The winter of 2017 snow continued throwing challenges at Teton County’s emergency responders over the weekend. At about 6:45 p.m. on Saturday (Feb. 11), emergency crews were called to address a propane leak near Hoback Junction.
A front-end loader moving snow severed off the top of a buried underground liquid petroleum gas (LPG) tank, snapping a fitting to the tank. No one was home in the two nearby residences, according to Jackson Hole Fire/EMS reports.
Volunteers from the Hoback fire station plugged the leak; however, the plug failed after 20 minutes, Jackson Hole Fire/EMS Fire Marshal Kathy Clay said. Crews went back into the hazardous area to re-plug the leak while waiting for service technicians to arrive. Once on scene, the gas service technicians were able to hook a hose into the tank and flare off the gas from the tank using a remote burner.
The gas flaring operation lasted more than 12 hours. Five Fire/EMS responders were on scene for approximately two hours.

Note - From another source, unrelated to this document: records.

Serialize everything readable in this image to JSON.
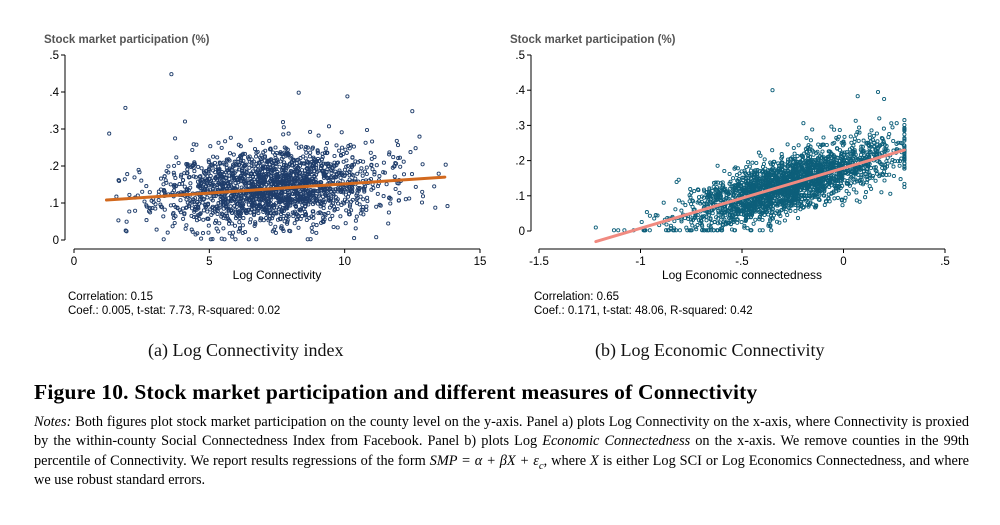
{
  "figure": {
    "title": "Figure 10. Stock market participation and different measures of Connectivity",
    "notes": {
      "label": "Notes:",
      "s1": " Both figures plot stock market participation on the county level on the y-axis. Panel a) plots Log Connectivity on the x-axis, where Connectivity is proxied by the within-county Social Connectedness Index from Facebook. Panel b) plots Log ",
      "s1_em": "Economic Connectedness",
      "s2": " on the x-axis. We remove counties in the 99th percentile of Connectivity. We report results regressions of the form ",
      "formula": "SMP = α + βX + ε",
      "formula_sub": "c",
      "s3": ", where ",
      "var": "X",
      "s4": " is either Log SCI or Log Economics Connectedness, and where we use robust standard errors."
    }
  },
  "chart_data": [
    {
      "type": "scatter",
      "panel_caption": "(a) Log Connectivity index",
      "title": "Stock market participation (%)",
      "xlabel": "Log Connectivity",
      "ylabel": "",
      "xlim": [
        0,
        15
      ],
      "ylim": [
        0,
        0.5
      ],
      "xticks": [
        0,
        5,
        10,
        15
      ],
      "xtick_labels": [
        "0",
        "5",
        "10",
        "15"
      ],
      "yticks": [
        0,
        0.1,
        0.2,
        0.3,
        0.4,
        0.5
      ],
      "ytick_labels": [
        "0",
        ".1",
        ".2",
        ".3",
        ".4",
        ".5"
      ],
      "grid": false,
      "marker_color": "#1f3d6b",
      "fit_color": "#d2691e",
      "fit_line": {
        "x": [
          1.2,
          13.7
        ],
        "y": [
          0.108,
          0.17
        ]
      },
      "cloud": {
        "x_center": 7.3,
        "x_spread": 2.0,
        "x_range": [
          1.3,
          13.8
        ],
        "y_intercept": 0.105,
        "y_slope": 0.005,
        "y_spread": 0.052
      },
      "point_count": 2000,
      "outliers": [
        {
          "x": 3.6,
          "y": 0.448
        },
        {
          "x": 1.9,
          "y": 0.357
        },
        {
          "x": 8.3,
          "y": 0.398
        },
        {
          "x": 10.1,
          "y": 0.388
        },
        {
          "x": 12.5,
          "y": 0.348
        }
      ],
      "stats": {
        "correlation": "Correlation:  0.15",
        "coef": "Coef.: 0.005, t-stat:  7.73, R-squared: 0.02"
      }
    },
    {
      "type": "scatter",
      "panel_caption": "(b) Log Economic Connectivity",
      "title": "Stock market participation (%)",
      "xlabel": "Log Economic connectedness",
      "ylabel": "",
      "xlim": [
        -1.5,
        0.5
      ],
      "ylim": [
        0,
        0.5
      ],
      "xticks": [
        -1.5,
        -1,
        -0.5,
        0,
        0.5
      ],
      "xtick_labels": [
        "-1.5",
        "-1",
        "-.5",
        "0",
        ".5"
      ],
      "yticks": [
        0,
        0.1,
        0.2,
        0.3,
        0.4,
        0.5
      ],
      "ytick_labels": [
        "0",
        ".1",
        ".2",
        ".3",
        ".4",
        ".5"
      ],
      "grid": false,
      "marker_color": "#0d5f7a",
      "fit_color": "#f08a80",
      "fit_line": {
        "x": [
          -1.22,
          0.3
        ],
        "y": [
          -0.03,
          0.23
        ]
      },
      "cloud": {
        "x_center": -0.28,
        "x_spread": 0.26,
        "x_range": [
          -1.22,
          0.3
        ],
        "y_intercept": 0.178,
        "y_slope": 0.171,
        "y_spread": 0.04
      },
      "point_count": 2400,
      "outliers": [
        {
          "x": -0.35,
          "y": 0.4
        },
        {
          "x": 0.07,
          "y": 0.383
        },
        {
          "x": 0.17,
          "y": 0.395
        },
        {
          "x": 0.2,
          "y": 0.375
        },
        {
          "x": -1.22,
          "y": 0.01
        }
      ],
      "stats": {
        "correlation": "Correlation:  0.65",
        "coef": "Coef.: 0.171, t-stat: 48.06, R-squared: 0.42"
      }
    }
  ]
}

Clay cautioned that if residents or businesses have a buried LPG (propane) tank, they should make sure it is marked with a tall stake.
“Keep the regulator at the house shoveled out, and be aware, snow loads can damage regulators,” Clay said. “Also, fire hydrants around the town and county have been buried in this winter’s deep snow. Please locate your area hydrant and shovel it out with 3-feet clearance for quick access for emergency crews.”
Clay reported that many residents have also discovered damaged vent pipes and stove pipes from the heavy snow sliding off roofs. Clay urged homeowners to closely inspect their pipes.
“Fire stove pipes may be damaged below the roof surface and cause fire extension into the attic. Other damaged vent pipes may cause carbon monoxide to leak into the home,” Clay said.